Bueno, al menos lo admito con franqueza y hasta cierto orgullo. Yo, al contrario que el anciano, sí soy gilipollas y pago gustosamente la tarifa para visitar todo el recinto y volver después a las 23:30 para un espectáculo de casi una hora, bastante más de lo que me esperaba. Mi rigurosa valoración de este solemne acontecimiento es este: ta bien.
Antes de eso, mi exprofesor había dejado claro que debía probar a toda costa el salmorejo cordobés. Y por eso me dirigí al restaurante que me recomendaba: El caballo rojo. No quería cenar muy tarde y prefería evitar aglomeraciones, así que allí me planté a las ocho pasadas. Y claro, no había ni Cristo. Ya no solo gente, sino que no había ni camareros ni personal que me atendiera para conducirme a mi mesa con alegría y alborozo. Por fortuna, me había fijado durante mi paseo por el barrio judío en un local que parecía tener buena pinta y un nombre que siempre inspira confianza: Pepe. En concreto, se trataba de la Casa Pepe de la Judería. Miré en Google y las reseñas ponían por las nubes precisamente al salmorejo de este lugar.
Pensaba que el salmorejo era una especialidad andaluza en general, quizás engañado por el que había preparado una amiga granadina, pero parece ser que es originario de Córdoba. Solo lo había probado en dos ocasiones hasta el momento: el primero, no recuerdo donde, no me había gustado casi nada e incluso ni siquiera me había sentado bien; el segundo cambió mi opinión, pero seguía sin fascinarme y mostraba predilección por el gazpacho. Sin embargo, este salmorejo con trocitos de jamón de bellota (según la carta) me pareció exquisito. La fama estaba justificada. Aun así, pedí media razón y me costó terminarlo. El gazpacho me parece tan goloso que podría beberme varios platos, pero esta crema me cansa mucho antes y necesito combinarla con pan.
De segundo pedí el otro plato típico: rabo de toro. Creo haberlo probado en Badajoz, pero este también estaba rico. Es una carne potente y, pese a que era tan solo otra media ración, ya no quedaba espacio para las berenjenas con miel, mencionadas en otras reseñas. Le había dicho el camarero que las pediría si no estaba saciado después del rabete, pero al ver mi careto, me dijo:
—Va a ser que no, ¿verdad?
Pero en la carta había un tal "pastel cordobés", y como llevaba el adjetivo cordobés, no me pude resistir. No era nada del otro mundo al final: hojaldre con cabello de ángel.

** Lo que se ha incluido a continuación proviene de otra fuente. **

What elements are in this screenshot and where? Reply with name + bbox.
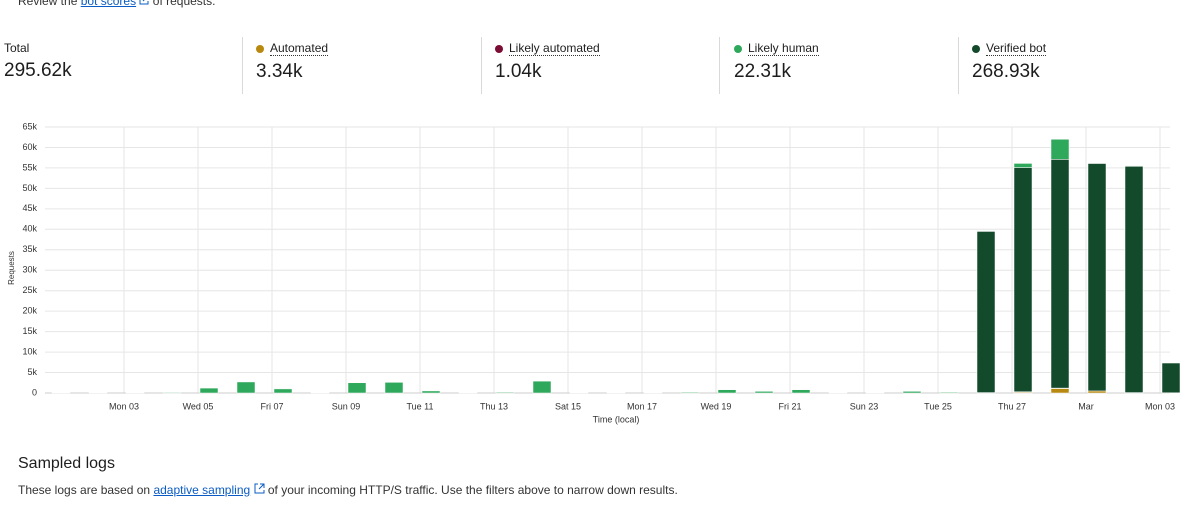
bar-segment — [976, 231, 996, 393]
stat-label: Likely human — [734, 41, 819, 56]
legend-label[interactable]: Likely automated — [509, 41, 600, 56]
bar-segment — [754, 391, 774, 394]
bar-segment — [1050, 159, 1070, 389]
divider — [719, 37, 720, 94]
stat-label: Total — [4, 41, 30, 55]
bar-segment — [1050, 139, 1070, 160]
divider — [958, 37, 959, 94]
section-text: These logs are based on adaptive samplin… — [18, 483, 678, 497]
bar-segment — [791, 389, 811, 394]
stat-label: Automated — [256, 41, 329, 56]
x-tick-label: Thu 13 — [480, 401, 508, 411]
chart: Requests Time (local) 0 5k 10k 15k 20k 25k 30k… — [7, 121, 1181, 424]
external-icon — [139, 0, 149, 5]
legend-dot — [495, 44, 503, 53]
bar-segment — [199, 387, 219, 394]
y-tick-label: 60k — [22, 142, 37, 152]
bar-segment — [1161, 362, 1181, 394]
divider — [242, 37, 243, 94]
bar-segment — [902, 391, 922, 394]
x-tick-label: Wed 05 — [183, 401, 214, 411]
stat: Automated 3.34k — [256, 41, 329, 83]
y-tick-label: 25k — [22, 285, 37, 295]
bar-segment — [939, 391, 959, 394]
stat-value: 3.34k — [256, 61, 303, 82]
x-tick-label: Sun 23 — [850, 401, 879, 411]
stat-value: 1.04k — [495, 61, 542, 82]
stat: Likely human 22.31k — [734, 41, 819, 83]
text: of your incoming HTTP/S traffic. Use the… — [267, 483, 678, 497]
text: These logs are based on — [18, 483, 151, 497]
text: Review the — [18, 0, 78, 8]
bar-segment — [717, 389, 737, 394]
legend-dot — [256, 44, 264, 53]
x-axis-label: Time (local) — [593, 414, 640, 424]
bar-segment — [532, 380, 552, 394]
x-tick-label: Mon 03 — [1145, 401, 1175, 411]
bar-segment — [495, 391, 515, 394]
y-tick-label: 45k — [22, 203, 37, 213]
bar-segment — [1050, 388, 1070, 394]
y-tick-label: 30k — [22, 265, 37, 275]
y-tick-label: 20k — [22, 306, 37, 316]
stat-value: 268.93k — [972, 61, 1040, 82]
y-tick-label: 10k — [22, 346, 37, 356]
x-tick-label: Tue 25 — [924, 401, 952, 411]
x-tick-label: Mar — [1078, 401, 1094, 411]
bar-segment — [1013, 163, 1033, 168]
stat: Likely automated 1.04k — [495, 41, 600, 83]
legend-label[interactable]: Likely human — [748, 41, 819, 56]
link[interactable]: bot scores — [80, 0, 137, 8]
legend-label[interactable]: Automated — [270, 41, 329, 56]
y-tick-label: 65k — [22, 121, 37, 131]
legend-dot — [734, 44, 742, 53]
y-tick-label: 40k — [22, 224, 37, 234]
x-tick-label: Fri 07 — [260, 401, 283, 411]
x-tick-label: Mon 17 — [627, 401, 657, 411]
x-tick-label: Tue 11 — [406, 401, 433, 411]
x-tick-label: Sat 15 — [555, 401, 581, 411]
header-text: Review the bot scores of requests. — [18, 0, 215, 8]
x-tick-label: Mon 03 — [109, 401, 139, 411]
bar-segment — [1013, 167, 1033, 393]
stat-label: Likely automated — [495, 41, 600, 56]
x-tick-label: Thu 27 — [998, 401, 1026, 411]
bar-segment — [421, 390, 441, 394]
x-tick-label: Sun 09 — [332, 401, 361, 411]
stat: Verified bot 268.93k — [972, 41, 1047, 83]
y-tick-label: 5k — [27, 367, 37, 377]
bar-segment — [384, 382, 404, 394]
bar-segment — [236, 381, 256, 394]
bar-segment — [1087, 163, 1107, 392]
bar-segment — [1087, 390, 1107, 394]
section-title: Sampled logs — [18, 455, 115, 472]
link[interactable]: adaptive sampling — [153, 483, 251, 497]
stat-label: Verified bot — [972, 41, 1047, 56]
bar-segment — [1124, 166, 1144, 393]
x-tick-label: Wed 19 — [701, 401, 732, 411]
stat-value: 22.31k — [734, 61, 792, 82]
bar-segment — [162, 392, 182, 394]
divider — [481, 37, 482, 94]
y-tick-label: 55k — [22, 162, 37, 172]
y-tick-label: 15k — [22, 326, 37, 336]
external-icon — [254, 483, 265, 494]
y-tick-label: 0 — [32, 387, 37, 397]
bar-segment — [273, 388, 293, 394]
legend-label[interactable]: Verified bot — [986, 41, 1047, 56]
y-tick-label: 50k — [22, 183, 37, 193]
y-tick-label: 35k — [22, 244, 37, 254]
bar-segment — [680, 391, 700, 394]
text: of requests. — [152, 0, 216, 8]
stat-value: 295.62k — [4, 60, 72, 81]
x-tick-label: Fri 21 — [778, 401, 801, 411]
legend-dot — [972, 44, 980, 53]
y-axis-label: Requests — [7, 251, 16, 285]
stat-total: Total 295.62k — [4, 41, 72, 82]
bar-segment — [347, 382, 367, 394]
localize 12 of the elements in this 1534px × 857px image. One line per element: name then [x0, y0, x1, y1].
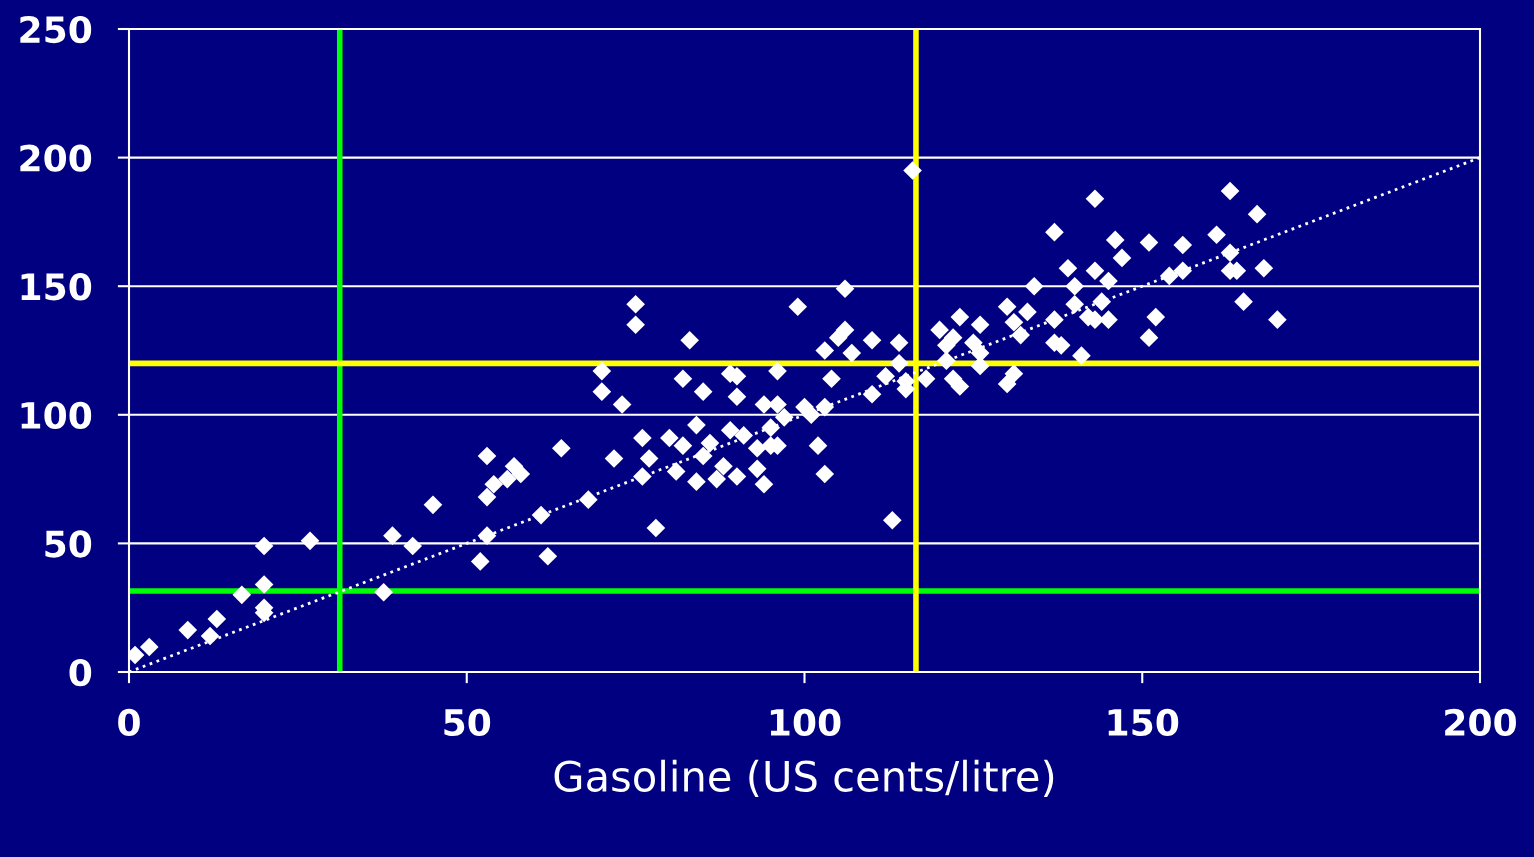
x-tick-label: 100: [770, 708, 841, 737]
x-tick-label: 0: [118, 708, 140, 737]
x-axis-title: Gasoline (US cents/litre): [554, 759, 1054, 797]
x-tick-label: 200: [1445, 708, 1516, 737]
y-tick-label: 100: [21, 401, 92, 430]
y-tick-label: 150: [21, 273, 92, 301]
y-tick-label: 200: [20, 144, 92, 172]
x-tick-label: 150: [1108, 708, 1179, 737]
y-tick-label: 250: [20, 15, 92, 44]
x-tick-label: 50: [444, 708, 491, 737]
y-tick-label: 50: [45, 530, 92, 558]
y-tick-label: 0: [69, 658, 92, 687]
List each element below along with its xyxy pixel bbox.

Al terminar y pedir el café, el camarero me preguntó:
—¿De dónde eres?
—De Lugo.
—Coñio, ¡de ahí al lao!
—Sí, ¡más o menos!
Y, cuando me trajo el café, me deslumbró con sus conocimientos futbolísticos y me hizo esbozar una sonrisa. Le deseé suerte para la promoción a primera del Córdoba y él me la deseó para la permanencia del Lugo. Nosotros conseguimos nuestro objetivo, a la hora de publicar esta entrada el Córdoba se debate todavía entre la gloria o un fracaso muy relativo.